The details from The Verge and the Quest 3 leak from YouTuber Brad Lynch are essentially confirmed in the study, which was released on Sunday.
A Meta Quest 3 prototype was handled by Bloomberg writer Mark Gurman. DeeSax, a VR YouTuber, spoke with Mark Gurman and followed up with him to get queries about the Bloomberg report answered. Gurman claims that Meta refused to answer any questions and that Meta did not grant him access to the prototype. Gurman was, therefore, probably testing a development unit.
Twitter user and mixed reality developer CIX wrote shortly after the article’s publication that he had also played Meta Quest 3, although he afterwards deleted his tweets. Contrary to the Bloomberg article, Quest 3 weighs 509 grammes as opposed to 503 grammes for Quest 2, according to CIX.
When asked about the fact, Gurman was reported as saying that his hands-on was Quest 3, not the Apple device. He also remarked that Quest 3 was 509 grammes, only a few grammes more than Quest 2, but it seemed lighter to him, and he did not bring a scale with him. Moreover, it also felt lighter on the face. The Quest’s reduced weight is likely a result of its slimmer design.

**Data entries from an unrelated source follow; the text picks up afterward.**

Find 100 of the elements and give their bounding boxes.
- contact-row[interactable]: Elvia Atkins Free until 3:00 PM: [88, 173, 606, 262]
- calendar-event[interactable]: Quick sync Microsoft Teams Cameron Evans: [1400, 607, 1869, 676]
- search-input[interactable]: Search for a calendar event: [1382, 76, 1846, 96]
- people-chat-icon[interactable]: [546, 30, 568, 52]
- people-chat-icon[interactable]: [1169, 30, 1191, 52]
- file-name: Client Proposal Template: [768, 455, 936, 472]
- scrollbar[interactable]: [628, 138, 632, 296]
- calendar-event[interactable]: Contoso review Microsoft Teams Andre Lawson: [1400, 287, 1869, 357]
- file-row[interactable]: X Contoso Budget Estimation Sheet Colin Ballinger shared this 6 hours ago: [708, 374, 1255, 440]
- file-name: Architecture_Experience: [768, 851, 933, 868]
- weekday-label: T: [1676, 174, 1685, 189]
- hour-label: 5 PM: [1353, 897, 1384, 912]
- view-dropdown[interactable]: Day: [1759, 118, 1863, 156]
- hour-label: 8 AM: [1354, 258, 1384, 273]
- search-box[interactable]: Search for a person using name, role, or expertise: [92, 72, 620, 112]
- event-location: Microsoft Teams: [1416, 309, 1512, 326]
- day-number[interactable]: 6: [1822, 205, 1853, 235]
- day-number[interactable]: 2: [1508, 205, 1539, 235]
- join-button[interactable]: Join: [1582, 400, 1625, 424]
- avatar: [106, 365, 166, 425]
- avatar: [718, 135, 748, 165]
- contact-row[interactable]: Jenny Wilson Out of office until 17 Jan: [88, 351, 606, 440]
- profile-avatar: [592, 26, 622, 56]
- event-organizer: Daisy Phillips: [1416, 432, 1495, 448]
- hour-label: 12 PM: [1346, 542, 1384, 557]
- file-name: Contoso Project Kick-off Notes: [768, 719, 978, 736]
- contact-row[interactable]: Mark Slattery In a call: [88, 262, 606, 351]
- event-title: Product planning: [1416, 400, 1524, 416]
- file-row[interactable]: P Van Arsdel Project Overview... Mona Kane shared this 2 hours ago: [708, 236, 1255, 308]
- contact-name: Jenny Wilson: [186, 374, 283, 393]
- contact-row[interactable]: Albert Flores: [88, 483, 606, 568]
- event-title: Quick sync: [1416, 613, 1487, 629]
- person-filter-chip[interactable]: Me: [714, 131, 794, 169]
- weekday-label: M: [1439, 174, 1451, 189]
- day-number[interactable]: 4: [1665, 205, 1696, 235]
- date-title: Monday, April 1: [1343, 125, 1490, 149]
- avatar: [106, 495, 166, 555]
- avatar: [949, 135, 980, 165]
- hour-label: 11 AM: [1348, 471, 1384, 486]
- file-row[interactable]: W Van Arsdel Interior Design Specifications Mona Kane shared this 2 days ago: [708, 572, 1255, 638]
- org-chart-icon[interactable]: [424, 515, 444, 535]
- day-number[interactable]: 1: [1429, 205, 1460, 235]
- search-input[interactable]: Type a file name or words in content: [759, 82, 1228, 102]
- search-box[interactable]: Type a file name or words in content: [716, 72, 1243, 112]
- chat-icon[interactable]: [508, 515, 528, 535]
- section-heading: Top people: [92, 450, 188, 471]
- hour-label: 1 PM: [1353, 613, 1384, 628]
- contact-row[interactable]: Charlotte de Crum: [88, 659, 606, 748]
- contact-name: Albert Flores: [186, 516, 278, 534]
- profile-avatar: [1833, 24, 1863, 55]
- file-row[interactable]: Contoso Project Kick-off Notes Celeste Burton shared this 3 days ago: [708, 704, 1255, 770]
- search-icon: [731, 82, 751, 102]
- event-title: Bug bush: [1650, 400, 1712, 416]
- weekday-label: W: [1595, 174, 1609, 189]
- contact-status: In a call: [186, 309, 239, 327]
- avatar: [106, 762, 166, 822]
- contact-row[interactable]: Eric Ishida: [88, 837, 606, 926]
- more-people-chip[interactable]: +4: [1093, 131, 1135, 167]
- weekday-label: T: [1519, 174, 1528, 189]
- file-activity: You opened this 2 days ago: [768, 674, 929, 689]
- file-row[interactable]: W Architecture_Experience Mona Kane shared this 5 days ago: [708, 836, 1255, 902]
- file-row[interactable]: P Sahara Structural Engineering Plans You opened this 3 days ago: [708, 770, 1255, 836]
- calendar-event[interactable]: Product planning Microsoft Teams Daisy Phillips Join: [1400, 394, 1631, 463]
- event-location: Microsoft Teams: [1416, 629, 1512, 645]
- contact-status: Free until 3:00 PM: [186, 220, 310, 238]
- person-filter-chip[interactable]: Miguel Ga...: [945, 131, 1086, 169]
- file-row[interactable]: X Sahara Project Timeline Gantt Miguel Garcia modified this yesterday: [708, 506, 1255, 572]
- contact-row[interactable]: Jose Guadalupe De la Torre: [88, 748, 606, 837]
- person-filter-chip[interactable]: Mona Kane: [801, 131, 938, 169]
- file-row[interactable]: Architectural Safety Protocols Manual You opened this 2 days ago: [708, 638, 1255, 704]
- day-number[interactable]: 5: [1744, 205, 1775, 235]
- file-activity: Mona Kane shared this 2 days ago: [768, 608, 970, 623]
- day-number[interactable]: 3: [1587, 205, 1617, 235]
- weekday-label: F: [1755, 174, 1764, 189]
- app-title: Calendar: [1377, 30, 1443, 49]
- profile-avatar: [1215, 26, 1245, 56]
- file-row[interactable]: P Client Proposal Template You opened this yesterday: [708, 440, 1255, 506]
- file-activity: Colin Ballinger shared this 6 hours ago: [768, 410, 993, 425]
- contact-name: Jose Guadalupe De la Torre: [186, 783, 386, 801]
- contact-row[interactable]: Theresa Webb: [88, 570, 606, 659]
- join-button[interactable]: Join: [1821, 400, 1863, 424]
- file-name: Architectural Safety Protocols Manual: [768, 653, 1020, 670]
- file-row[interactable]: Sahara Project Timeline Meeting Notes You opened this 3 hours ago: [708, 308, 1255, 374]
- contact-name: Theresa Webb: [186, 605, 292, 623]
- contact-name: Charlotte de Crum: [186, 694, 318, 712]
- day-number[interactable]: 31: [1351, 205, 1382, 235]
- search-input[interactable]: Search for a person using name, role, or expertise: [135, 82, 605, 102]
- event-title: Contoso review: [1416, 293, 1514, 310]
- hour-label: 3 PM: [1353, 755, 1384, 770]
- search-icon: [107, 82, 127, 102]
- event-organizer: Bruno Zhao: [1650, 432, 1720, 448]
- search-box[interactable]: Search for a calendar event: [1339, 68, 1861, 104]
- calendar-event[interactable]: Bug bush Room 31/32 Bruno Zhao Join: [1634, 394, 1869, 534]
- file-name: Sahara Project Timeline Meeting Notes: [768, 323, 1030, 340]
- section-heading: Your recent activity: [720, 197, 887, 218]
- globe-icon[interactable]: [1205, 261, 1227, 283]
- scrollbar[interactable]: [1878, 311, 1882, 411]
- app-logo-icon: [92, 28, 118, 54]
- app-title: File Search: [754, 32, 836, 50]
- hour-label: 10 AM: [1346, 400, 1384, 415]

The smartphone has a redesigned front. It has three vertical pill-shaped sensor sections across the front rather than a boring grey face. Both a regular camera and a colour video pass-through camera are included in the left and right pills, allowing participants to see their surroundings. That indicates that it features two colour cameras as opposed to Quest 2’s single non-colour camera. The device is thinner than the Quest 2, according to Gurman and CIX. The key component of mixed reality is video pass-through. Without the use of transparent lenses, it relies on external cameras to provide headset wearers with a live video stream of the outside world.

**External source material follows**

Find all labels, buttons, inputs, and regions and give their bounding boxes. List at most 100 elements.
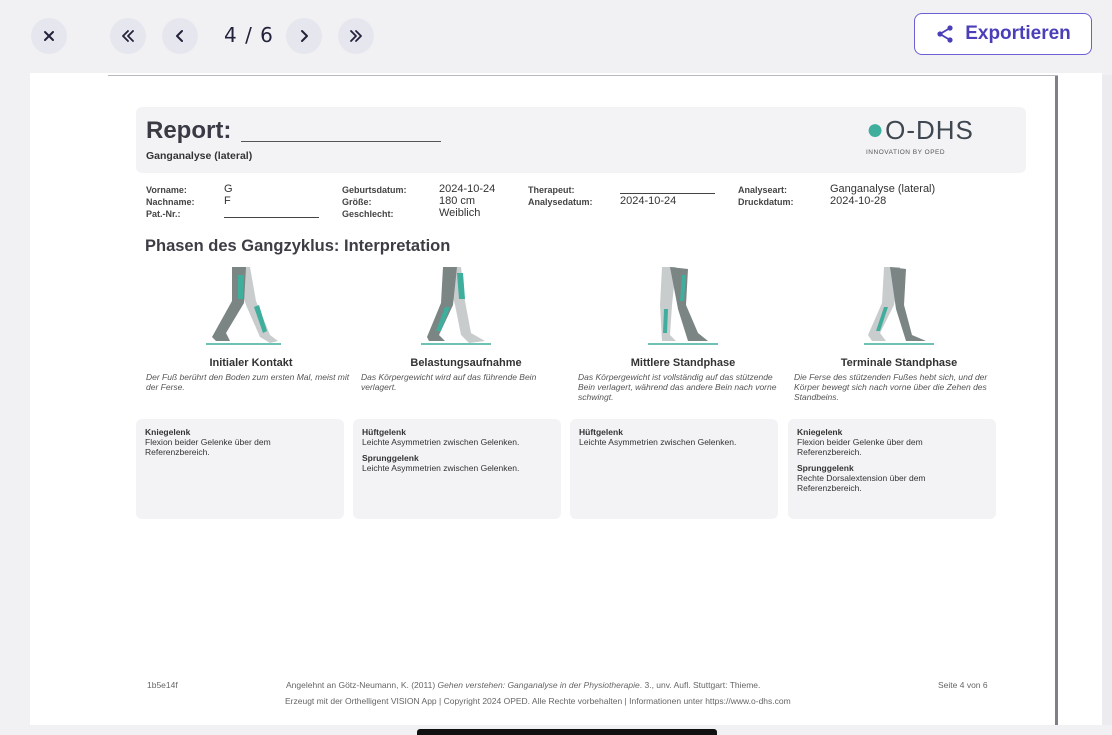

He also said that the form factor was a significant improvement, and the device, codenamed Eureka, feels much lighter and thinner as compared to the Quest 2 from 2020. Gurman claims the prototype he saw is “100% identical to the renders,” which were leaked by Brad Lynch in October, in terms of appearance and design. He also adds that the headband on Quest 3 is much better and of higher quality than the one on Quest 2.
Gurman also examines the passthrough mode’s quality, contrasting it with that of the Quest 2, and confirms that it supports smartphone use. He tried mixed reality on Quest 3. Instead of seeing the home environment, like a grey screen or whatever it has been set to, it is the real world behind, and this is the same thing that is done by Apple. Gurman predicts that the price will be $500, which is higher than the $400 of the Quest 2.